Asked during an unrelated press briefing about the hours he keeps, de Blasio offered his cage-rattling on the unsanitary sty as an example of his tireless efforts on behalf of the Big Apple.

“This morning, one of the papers had an article about this house with a lot of trash in the front yard,” said de Blasio, at no point mentioning The Post by name. “I immediately contacted a group of commissioners and I said, ‘What are we doing about this?’ and it started a back-and-forth.

“I said, ‘We need to figure out if there are legal concerns or if we need to get the Health Department involved. Figure out how to get it done,’ ” added de Blasio. “That happens dozens and dozens and dozens of times throughout every single day.”

De Blasio — who logged less than one full work day at City Hall in May, the month he launched his quixotic White House bid — argued that labor-intensive activities like reading a newspaper and picking up the phone are proof that he hasn’t checked out on the city he was elected to run.

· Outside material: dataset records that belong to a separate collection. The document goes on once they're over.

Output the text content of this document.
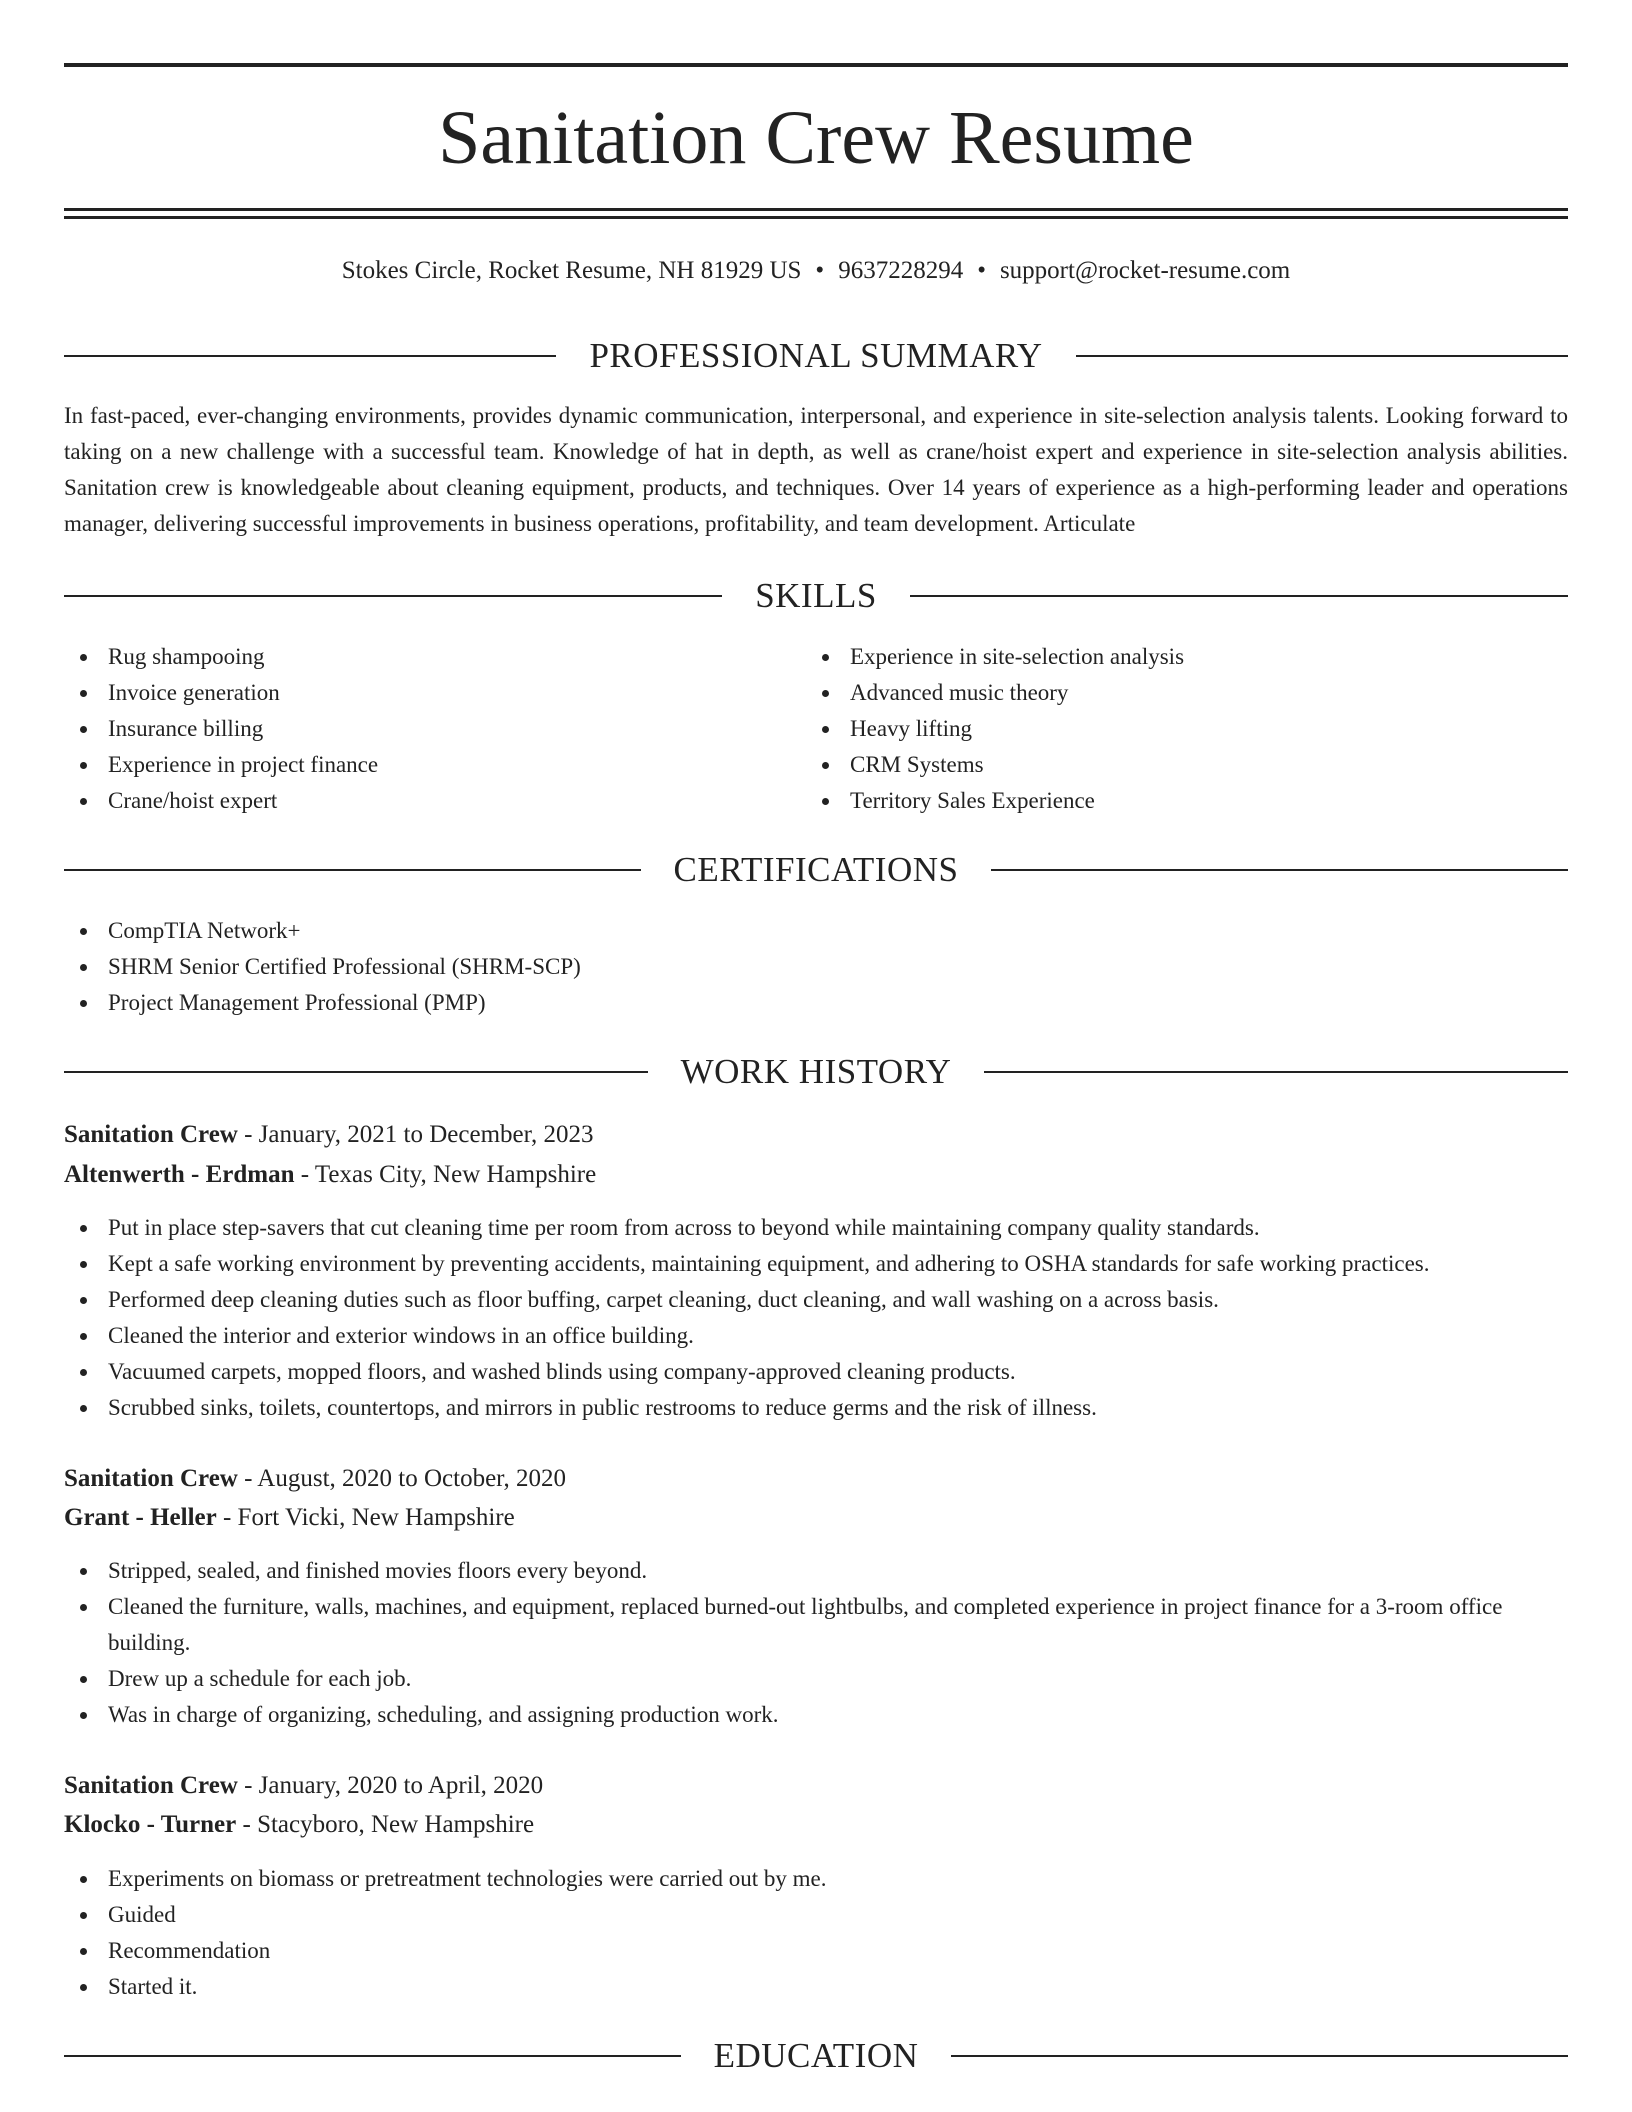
Sanitation Crew Resume
Stokes Circle, Rocket Resume, NH 81929 US • 9637228294 • support@rocket-resume.com
PROFESSIONAL SUMMARY

In fast-paced, ever-changing environments, provides dynamic communication, interpersonal, and experience in site-selection analysis talents. Looking forward to taking on a new challenge with a successful team. Knowledge of hat in depth, as well as crane/hoist expert and experience in site-selection analysis abilities. Sanitation crew is knowledgeable about cleaning equipment, products, and techniques. Over 14 years of experience as a high-performing leader and operations manager, delivering successful improvements in business operations, profitability, and team development. Articulate

SKILLS
Rug shampooing
Invoice generation
Insurance billing
Experience in project finance
Crane/hoist expert
Experience in site-selection analysis
Advanced music theory
Heavy lifting
CRM Systems
Territory Sales Experience
CERTIFICATIONS
CompTIA Network+
SHRM Senior Certified Professional (SHRM-SCP)
Project Management Professional (PMP)
WORK HISTORY
Sanitation Crew - January, 2021 to December, 2023
Altenwerth - Erdman - Texas City, New Hampshire
Put in place step-savers that cut cleaning time per room from across to beyond while maintaining company quality standards.
Kept a safe working environment by preventing accidents, maintaining equipment, and adhering to OSHA standards for safe working practices.
Performed deep cleaning duties such as floor buffing, carpet cleaning, duct cleaning, and wall washing on a across basis.
Cleaned the interior and exterior windows in an office building.
Vacuumed carpets, mopped floors, and washed blinds using company-approved cleaning products.
Scrubbed sinks, toilets, countertops, and mirrors in public restrooms to reduce germs and the risk of illness.
Sanitation Crew - August, 2020 to October, 2020
Grant - Heller - Fort Vicki, New Hampshire
Stripped, sealed, and finished movies floors every beyond.
Cleaned the furniture, walls, machines, and equipment, replaced burned-out lightbulbs, and completed experience in project finance for a 3-room office building.
Drew up a schedule for each job.
Was in charge of organizing, scheduling, and assigning production work.
Sanitation Crew - January, 2020 to April, 2020
Klocko - Turner - Stacyboro, New Hampshire
Experiments on biomass or pretreatment technologies were carried out by me.
Guided
Recommendation
Started it.
EDUCATION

“Perception is never reality. It’s just not,” huffed Hizzoner, insisting that New Yorkers shouldn’t believe what their eyes — or his own schedules — are telling them. “I’m not here to satisfy someone’s perception desires. I’m here to serve the people of New York City and change their lives.”

And that service is worth every penny, de Blasio said.

“I wonder if you think you’re giving fair value to the people who pay your salary, the New Yorkers who elected you, and if you might quell some of the criticism if you were to say that your salary would be prorated based on how many days you spend here?” asked CBS-2 reporter Marcia Kramer.

“No,” said de Blasio. “The work that I have responsibility for continues non-stop. We’re getting things done for people.”

The mayor similarly boasted of his work ethic in an interview on the Pod Save America podcast, released Wednesday, but taped just days before the Post reported on his feather-light May schedule.

“There is no question that if you’re running a campaign, you have to put energy into it and attention into it,” he told host Jon Lovett in the sit-down, taped on Friday.

“I don’t mean this to be pretentious, but it is true,” continued de Blasio. “Yes, I do wake up every morning; in fact, start with a whole slew of emails with a whole bunch of updates and give instructions from the very beginning of the day to the very end of the day.”